Par Gérard Leclerc
Sans doute convient-il qu’à chaque génération une nouvelle histoire de France soit proposée pour une prise de conscience d’un passé sans lequel nous ne serions pas ce que nous sommes. Michelet, Lavisse, Bainville ont été ainsi les médiateurs nécessaires de cette transmission. Philippe Delorme s’inscrit donc à leur suite, avec une autorité telle que son préfacier, Jean Tulard, peut écrire que son livre « devrait s’imposer à la place des manuels scolaires ». C’est dire son importance à un moment plutôt critique, où il n’est question que de déconstruction plutôt morbide, selon les canons de la religion wokiste.
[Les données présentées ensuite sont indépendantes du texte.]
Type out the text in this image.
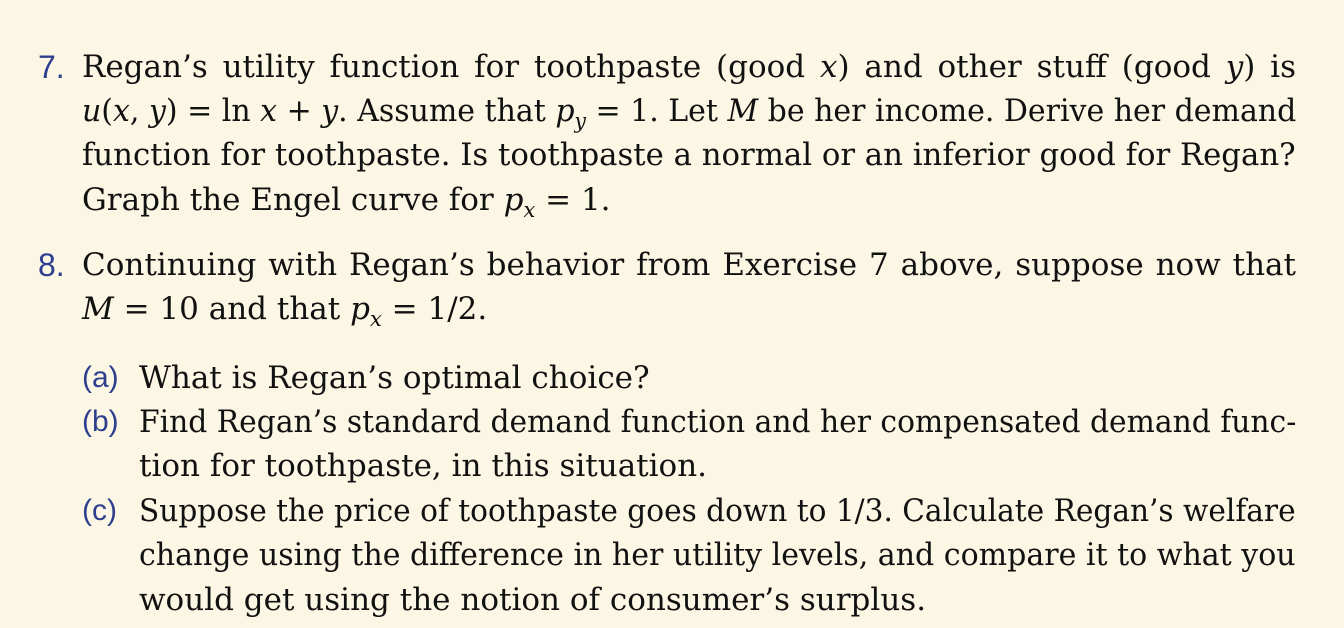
7. Regan’s utility function for toothpaste (good x) and other stuff (good y) is
u(x, y) = ln x + y. Assume that $p_y = 1$. Let M be her income. Derive her demand
function for toothpaste. Is toothpaste a normal or an inferior good for Regan?
Graph the Engel curve for $p_x = 1$.
8. Continuing with Regan’s behavior from Exercise 7 above, suppose now that
M = 10 and that $p_x = 1/2$.
(a) What is Regan’s optimal choice?
(b) Find Regan’s standard demand function and her compensated demand func-
tion for toothpaste, in this situation.
(c) Suppose the price of toothpaste goes down to 1/3. Calculate Regan’s welfare
change using the difference in her utility levels, and compare it to what you
would get using the notion of consumer’s surplus.
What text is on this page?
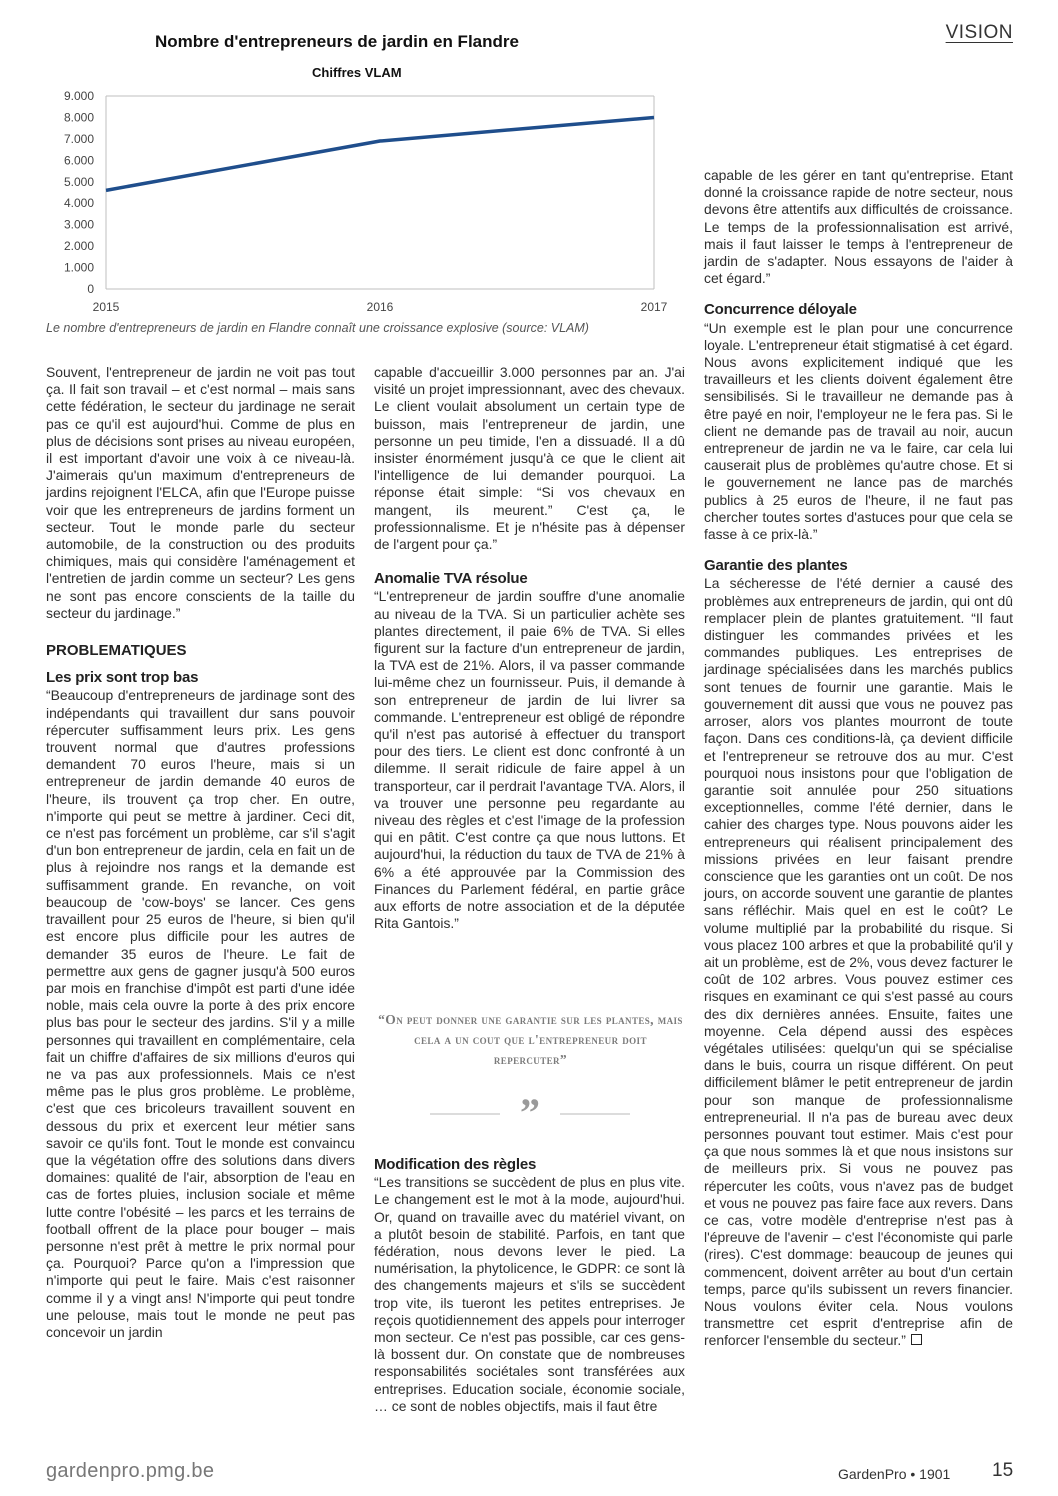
VISION
Nombre d'entrepreneurs de jardin en Flandre
Chiffres VLAM
0
1.000
2.000
3.000
4.000
5.000
6.000
7.000
8.000
9.000
2015	2016	2017
Le nombre d'entrepreneurs de jardin en Flandre connaît une croissance explosive (source: VLAM)

Souvent, l'entrepreneur de jardin ne voit pas tout ça. Il fait son travail – et c'est normal – mais sans cette fédération, le secteur du jardinage ne serait pas ce qu'il est aujourd'hui. Comme de plus en plus de décisions sont prises au niveau européen, il est important d'avoir une voix à ce niveau-là. J'aimerais qu'un maximum d'entrepreneurs de jardins rejoignent l'ELCA, afin que l'Europe puisse voir que les entrepreneurs de jardins forment un secteur. Tout le monde parle du secteur automobile, de la construction ou des produits chimiques, mais qui considère l'aménagement et l'entretien de jardin comme un secteur? Les gens ne sont pas encore conscients de la taille du secteur du jardinage.”

PROBLEMATIQUES
Les prix sont trop bas

“Beaucoup d'entrepreneurs de jardinage sont des indépendants qui travaillent dur sans pouvoir répercuter suffisamment leurs prix. Les gens trouvent normal que d'autres professions demandent 70 euros l'heure, mais si un entrepreneur de jardin demande 40 euros de l'heure, ils trouvent ça trop cher. En outre, n'importe qui peut se mettre à jardiner. Ceci dit, ce n'est pas forcément un problème, car s'il s'agit d'un bon entrepreneur de jardin, cela en fait un de plus à rejoindre nos rangs et la demande est suffisamment grande. En revanche, on voit beaucoup de 'cow-boys' se lancer. Ces gens travaillent pour 25 euros de l'heure, si bien qu'il est encore plus difficile pour les autres de demander 35 euros de l'heure. Le fait de permettre aux gens de gagner jusqu'à 500 euros par mois en franchise d'impôt est parti d'une idée noble, mais cela ouvre la porte à des prix encore plus bas pour le secteur des jardins. S'il y a mille personnes qui travaillent en complémentaire, cela fait un chiffre d'affaires de six millions d'euros qui ne va pas aux professionnels. Mais ce n'est même pas le plus gros problème. Le problème, c'est que ces bricoleurs travaillent souvent en dessous du prix et exercent leur métier sans savoir ce qu'ils font. Tout le monde est convaincu que la végétation offre des solutions dans divers domaines: qualité de l'air, absorption de l'eau en cas de fortes pluies, inclusion sociale et même lutte contre l'obésité – les parcs et les terrains de football offrent de la place pour bouger – mais personne n'est prêt à mettre le prix normal pour ça. Pourquoi? Parce qu'on a l'impression que n'importe qui peut le faire. Mais c'est raisonner comme il y a vingt ans! N'importe qui peut tondre une pelouse, mais tout le monde ne peut pas concevoir un jardin

capable d'accueillir 3.000 personnes par an. J'ai visité un projet impressionnant, avec des chevaux. Le client voulait absolument un certain type de buisson, mais l'entrepreneur de jardin, une personne un peu timide, l'en a dissuadé. Il a dû insister énormément jusqu'à ce que le client ait l'intelligence de lui demander pourquoi. La réponse était simple: “Si vos chevaux en mangent, ils meurent.” C'est ça, le professionnalisme. Et je n'hésite pas à dépenser de l'argent pour ça.”

Anomalie TVA résolue

“L'entrepreneur de jardin souffre d'une anomalie au niveau de la TVA. Si un particulier achète ses plantes directement, il paie 6% de TVA. Si elles figurent sur la facture d'un entrepreneur de jardin, la TVA est de 21%. Alors, il va passer commande lui-même chez un fournisseur. Puis, il demande à son entrepreneur de jardin de lui livrer sa commande. L'entrepreneur est obligé de répondre qu'il n'est pas autorisé à effectuer du transport pour des tiers. Le client est donc confronté à un dilemme. Il serait ridicule de faire appel à un transporteur, car il perdrait l'avantage TVA. Alors, il va trouver une personne peu regardante au niveau des règles et c'est l'image de la profession qui en pâtit. C'est contre ça que nous luttons. Et aujourd'hui, la réduction du taux de TVA de 21% à 6% a été approuvée par la Commission des Finances du Parlement fédéral, en partie grâce aux efforts de notre association et de la députée Rita Gantois.”

“On peut donner une garantie sur les plantes, mais cela a un cout que l'entrepreneur doit repercuter”
”
Modification des règles

“Les transitions se succèdent de plus en plus vite. Le changement est le mot à la mode, aujourd'hui. Or, quand on travaille avec du matériel vivant, on a plutôt besoin de stabilité. Parfois, en tant que fédération, nous devons lever le pied. La numérisation, la phytolicence, le GDPR: ce sont là des changements majeurs et s'ils se succèdent trop vite, ils tueront les petites entreprises. Je reçois quotidiennement des appels pour interroger mon secteur. Ce n'est pas possible, car ces gens-là bossent dur. On constate que de nombreuses responsabilités sociétales sont transférées aux entreprises. Education sociale, économie sociale, … ce sont de nobles objectifs, mais il faut être

capable de les gérer en tant qu'entreprise. Etant donné la croissance rapide de notre secteur, nous devons être attentifs aux difficultés de croissance. Le temps de la professionnalisation est arrivé, mais il faut laisser le temps à l'entrepreneur de jardin de s'adapter. Nous essayons de l'aider à cet égard.”

Concurrence déloyale

“Un exemple est le plan pour une concurrence loyale. L'entrepreneur était stigmatisé à cet égard. Nous avons explicitement indiqué que les travailleurs et les clients doivent également être sensibilisés. Si le travailleur ne demande pas à être payé en noir, l'employeur ne le fera pas. Si le client ne demande pas de travail au noir, aucun entrepreneur de jardin ne va le faire, car cela lui causerait plus de problèmes qu'autre chose. Et si le gouvernement ne lance pas de marchés publics à 25 euros de l'heure, il ne faut pas chercher toutes sortes d'astuces pour que cela se fasse à ce prix-là.”

Garantie des plantes

La sécheresse de l'été dernier a causé des problèmes aux entrepreneurs de jardin, qui ont dû remplacer plein de plantes gratuitement. “Il faut distinguer les commandes privées et les commandes publiques. Les entreprises de jardinage spécialisées dans les marchés publics sont tenues de fournir une garantie. Mais le gouvernement dit aussi que vous ne pouvez pas arroser, alors vos plantes mourront de toute façon. Dans ces conditions-là, ça devient difficile et l'entrepreneur se retrouve dos au mur. C'est pourquoi nous insistons pour que l'obligation de garantie soit annulée pour 250 situations exceptionnelles, comme l'été dernier, dans le cahier des charges type. Nous pouvons aider les entrepreneurs qui réalisent principalement des missions privées en leur faisant prendre conscience que les garanties ont un coût. De nos jours, on accorde souvent une garantie de plantes sans réfléchir. Mais quel en est le coût? Le volume multiplié par la probabilité du risque. Si vous placez 100 arbres et que la probabilité qu'il y ait un problème, est de 2%, vous devez facturer le coût de 102 arbres. Vous pouvez estimer ces risques en examinant ce qui s'est passé au cours des dix dernières années. Ensuite, faites une moyenne. Cela dépend aussi des espèces végétales utilisées: quelqu'un qui se spécialise dans le buis, courra un risque différent. On peut difficilement blâmer le petit entrepreneur de jardin pour son manque de professionnalisme entrepreneurial. Il n'a pas de bureau avec deux personnes pouvant tout estimer. Mais c'est pour ça que nous sommes là et que nous insistons sur de meilleurs prix. Si vous ne pouvez pas répercuter les coûts, vous n'avez pas de budget et vous ne pouvez pas faire face aux revers. Dans ce cas, votre modèle d'entreprise n'est pas à l'épreuve de l'avenir – c'est l'économiste qui parle (rires). C'est dommage: beaucoup de jeunes qui commencent, doivent arrêter au bout d'un certain temps, parce qu'ils subissent un revers financier. Nous voulons éviter cela. Nous voulons transmettre cet esprit d'entreprise afin de renforcer l'ensemble du secteur.”

gardenpro.pmg.be	GardenPro • 1901 15
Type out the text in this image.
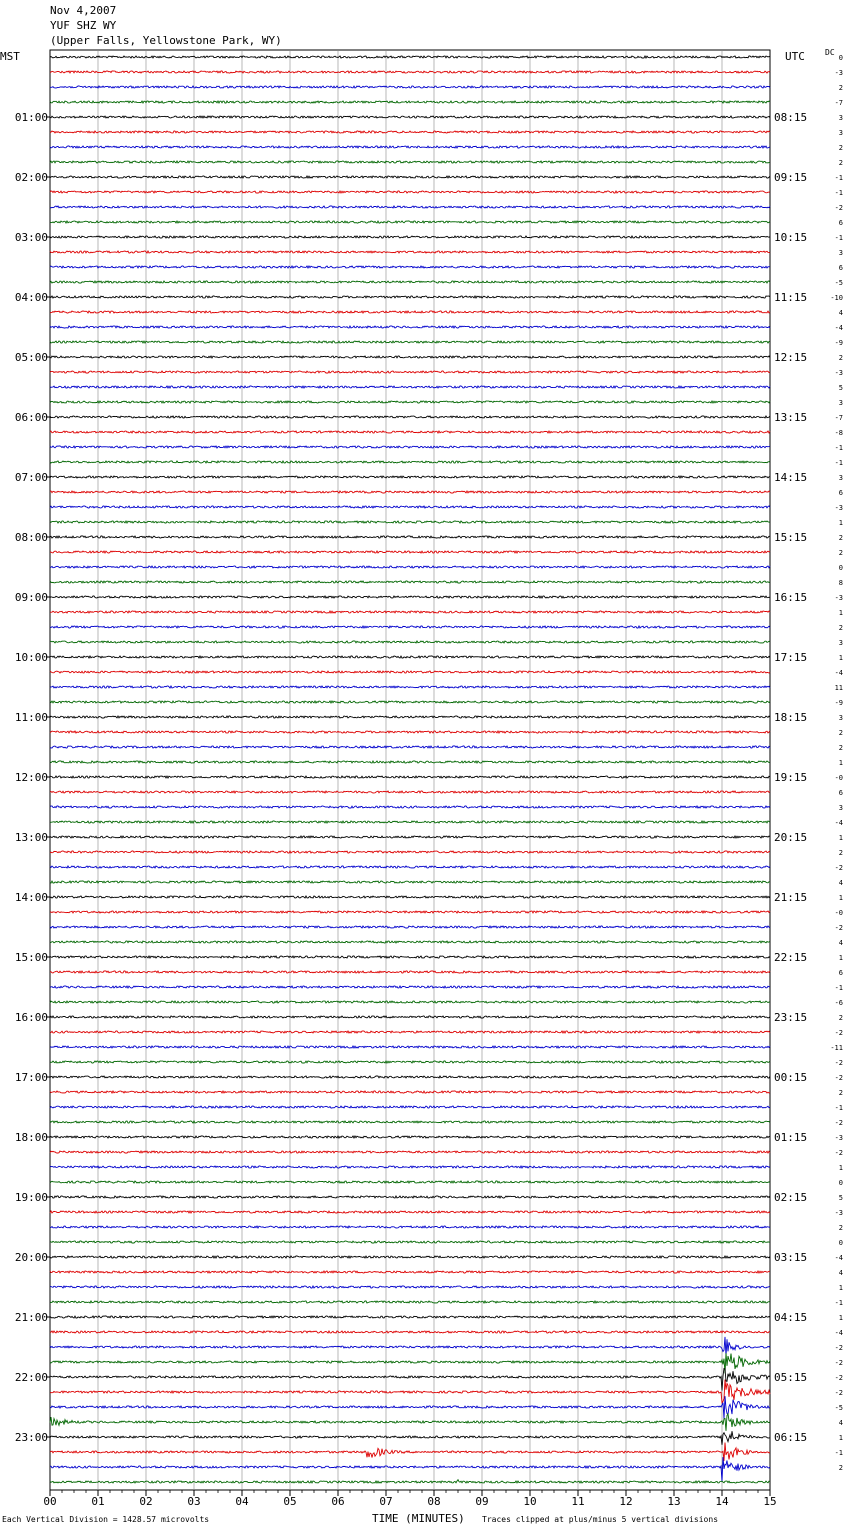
Nov 4,2007
YUF SHZ WY
(Upper Falls, Yellowstone Park, WY)
MST	UTC	DC
00	01	02	03	04	05	06	07	08	09	10	11	12	13	14	15
0
-3
2
-7
3
01:00	08:15
3
2
2
-1
02:00	09:15
-1
-2
6
-1
03:00	10:15
3
6
-5
-10
04:00	11:15
4
-4
-9
2
05:00	12:15
-3
5
3
-7
06:00	13:15
-8
-1
-1
3
07:00	14:15
6
-3
1
2
08:00	15:15
2
0
8
-3
09:00	16:15
1
2
3
1
10:00	17:15
-4
11
-9
3
11:00	18:15
2
2
1
-0
12:00	19:15
6
3
-4
1
13:00	20:15
2
-2
4
1
14:00	21:15
-0
-2
4
1
15:00	22:15
6
-1
-6
2
16:00	23:15
-2
-11
-2
-2
17:00	00:15
2
-1
-2
-3
18:00	01:15
-2
1
0
5
19:00	02:15
-3
2
0
-4
20:00	03:15
4
1
-1
1
21:00	04:15
-4
-2
-2
-2
22:00	05:15
-2
-5
4
1
23:00	06:15
-1
2
Each Vertical Division = 1428.57 microvolts	TIME (MINUTES) Traces clipped at plus/minus 5 vertical divisions
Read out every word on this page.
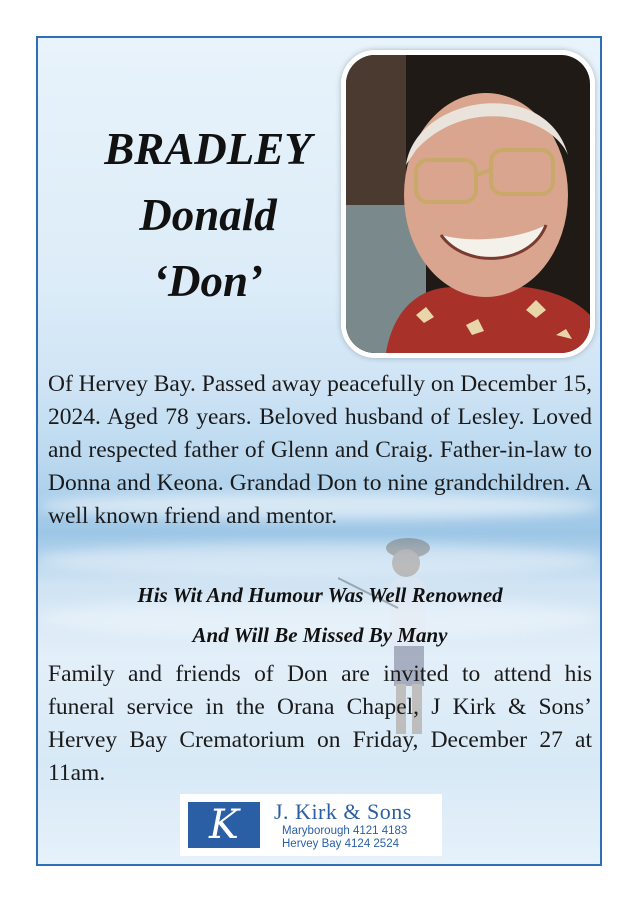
BRADLEY
Donald
‘Don’

Of Hervey Bay. Passed away peacefully on December 15, 2024. Aged 78 years. Beloved husband of Lesley. Loved and respected father of Glenn and Craig. Father-in-law to Donna and Keona. Grandad Don to nine grandchildren. A well known friend and mentor.

His Wit And Humour Was Well Renowned
And Will Be Missed By Many

Family and friends of Don are invited to attend his funeral service in the Orana Chapel, J Kirk & Sons’ Hervey Bay Crematorium on Friday, December 27 at 11am.

K	J. Kirk & Sons
Maryborough 4121 4183
Hervey Bay 4124 2524
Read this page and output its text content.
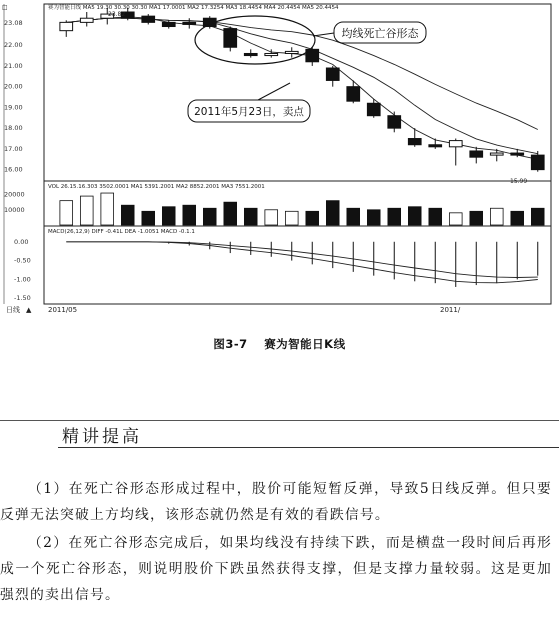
□	赛为智能日线 MA5 19.30 30.30 30.30 MA1 17.0001 MA2 17.3254 MA3 18.4454 MA4 20.4454 MA5 20.4454
VOL 26.15.16.303 3502.0001 MA1 5391.2001 MA2 8852.2001 MA3 7551.2001
MACD(26,12,9) DIFF -0.41L DEA -1.0051 MACD -0.1.1
日线 ▲ 2011/05	2011/
23.08
22.00
21.00
20.00
19.00
18.00
17.00
16.00
20000
10000
0.00
-0.50
-1.00
-1.50
23.82
15.99
均线死亡谷形态
2011年5月23日，卖点
图3-7 赛为智能日K线
精讲提高

（1）在死亡谷形态形成过程中，股价可能短暂反弹，导致5日线反弹。但只要反弹无法突破上方均线，该形态就仍然是有效的看跌信号。

（2）在死亡谷形态完成后，如果均线没有持续下跌，而是横盘一段时间后再形成一个死亡谷形态，则说明股价下跌虽然获得支撑，但是支撑力量较弱。这是更加强烈的卖出信号。
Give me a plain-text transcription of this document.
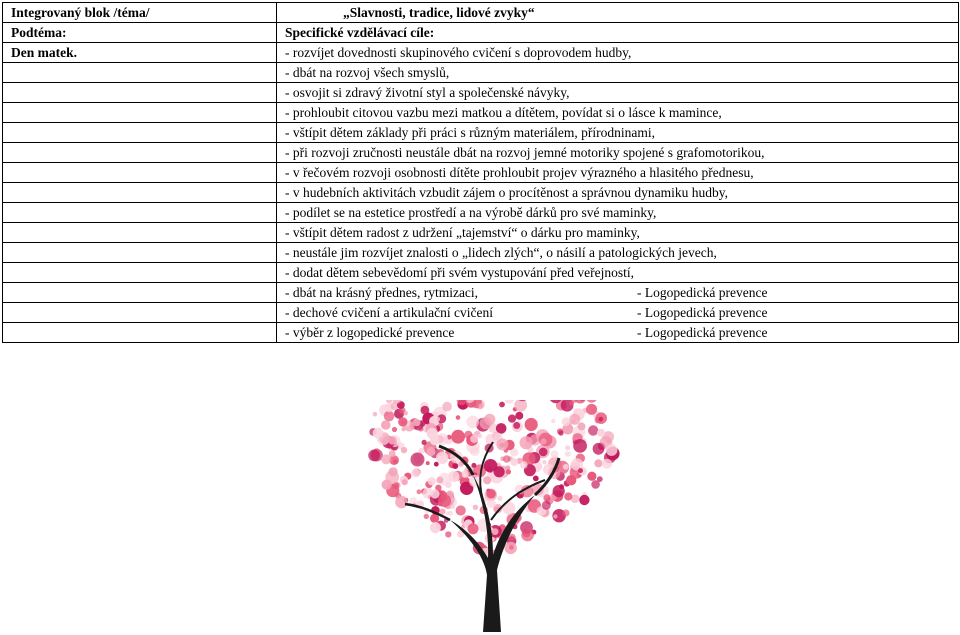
Integrovaný blok /téma/	„Slavnosti, tradice, lidové zvyky“
Podtéma:	Specifické vzdělávací cíle:
Den matek.	- rozvíjet dovednosti skupinového cvičení s doprovodem hudby,
	- dbát na rozvoj všech smyslů,
	- osvojit si zdravý životní styl a společenské návyky,
	- prohloubit citovou vazbu mezi matkou a dítětem, povídat si o lásce k mamince,
	- vštípit dětem základy při práci s různým materiálem, přírodninami,
	- při rozvoji zručnosti neustále dbát na rozvoj jemné motoriky spojené s grafomotorikou,
	- v řečovém rozvoji osobnosti dítěte prohloubit projev výrazného a hlasitého přednesu,
	- v hudebních aktivitách vzbudit zájem o procítěnost a správnou dynamiku hudby,
	- podílet se na estetice prostředí a na výrobě dárků pro své maminky,
	- vštípit dětem radost z udržení „tajemství“ o dárku pro maminky,
	- neustále jim rozvíjet znalosti o „lidech zlých“, o násilí a patologických jevech,
	- dodat dětem sebevědomí při svém vystupování před veřejností,

	- dbát na krásný přednes, rytmizaci, - Logopedická prevence

	- dechové cvičení a artikulační cvičení - Logopedická prevence

	- výběr z logopedické prevence - Logopedická prevence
Dans un tel climat, Philippe Delorme se veut historien rigoureux. Ni romance, ni repentance, proclame-t-il. J’aurais quelques remarques à faire sur la notion de roman national éveillée jadis par mon ami Paul Yonnet, mais ce qui relève de l’imaginaire d’un peuple doit se distinguer de la rigueur disciplinaire de l’historien de métier. Reste que celui-ci est forcément doté de convictions étayées par une longue pratique des destinées françaises. Philippe Delorme ne cache nullement « ses goûts et ses prédilections », au point de conclure son récit par un exposé sur la façon dont il conçoit la rénovation de nos institutions actuelles, en fonction des leçons qu’il a pu tirer de toutes les séquences qu’il a livrées à ses lecteurs.
Il n’est pas question ici d’esquisser la synthèse des 45 séquences qu’il a choisies, parce qu’elles lui semblaient le mieux caractériser les 2000 ans de la nation française. Elle se distingue par un souci de précision extrême, écartant les aspects légendaires mais revêtant aussi un aspect concret qui fixe l’attention et les rend comme familières. Au passage, on peut retenir quelques événements qui ont une résonance actuelle, du fait des phénomènes de civilisation qu’ils mettent en évidence. Ainsi, la fameuse victoire de Charles Martel qui arrêta l’invasion arabe près de Poitiers. L’enjeu est tellement frappant qu’il provoque la controverse. Philippe Delorme fournit sa propre interprétation. Une victoire aurait permis aux conquérants « encore mal islamisés » de s’installer sur notre territoire, de le coloniser et de l’intégrer au Dar al-Islam. « Mais il apparut que le mouvement parti de La Mecque, un siècle auparavant avait alors atteint sa plus haute crue, comme le flux aux marées d’équinoxe… »
Faut-il s’arrêter à Jeanne d’Arc ? Je ne connaissais pas, à son propos, le texte du pape Pie II (1458-1464) : « Ainsi mourut Jeanne, l’admirable, la stupéfiante vierge. C’est elle qui releva le royaume des Français abattus et presque désespérés, elle qui infligea aux Anglais tant et de si grandes défaites. À la tête des guerriers, elle garda au milieu des armées une pureté sans tache, sans que le moindre soupçon n’ait jamais effleuré sa vertu ».
En sautant les siècles, on peut saluer le Roi-Soleil, qui peut paradoxalement se montrer très familier de ses sujets et qui donnera, en ses derniers jours, l’exemple d’une foi solide. Mais n’y avait-il pas eu une véritable conversion à un moment du règne ?
Quant à la Révolution de 1789, elle est racontée sous un mode descriptif, permettant de comprendre ce qu’il y a d’aléatoire jusque dans les grands mouvements telluriques qui ont fait trembler le monde. De là le jugement de Taine, qui demeure l’un des meilleurs analystes de l’époque : « Le propre d’une insurrection populaire, c’est que, personne n’y obéissant à personne, les passions méchantes y sont libres autant que les passions généreuses, et que les héros n’y peuvent contenir les assassins ».
Philippe Delorme pratique assez peu ce qu’on appelle la philosophie de l’histoire, même sous le mode d’un François Furet, dont il reconnaît qu’il a accompli une mutation décisive dans l’interprétation de la Révolution. Mais la façon dont il suit et décrit notre aventure nationale nous permet d’être au plus près de ses acteurs. Ainsi se vérifie le conseil de Jean Tulard. Sa Contre-histoire de France peut servir agréablement de manuel à l’usage des jeunes générations.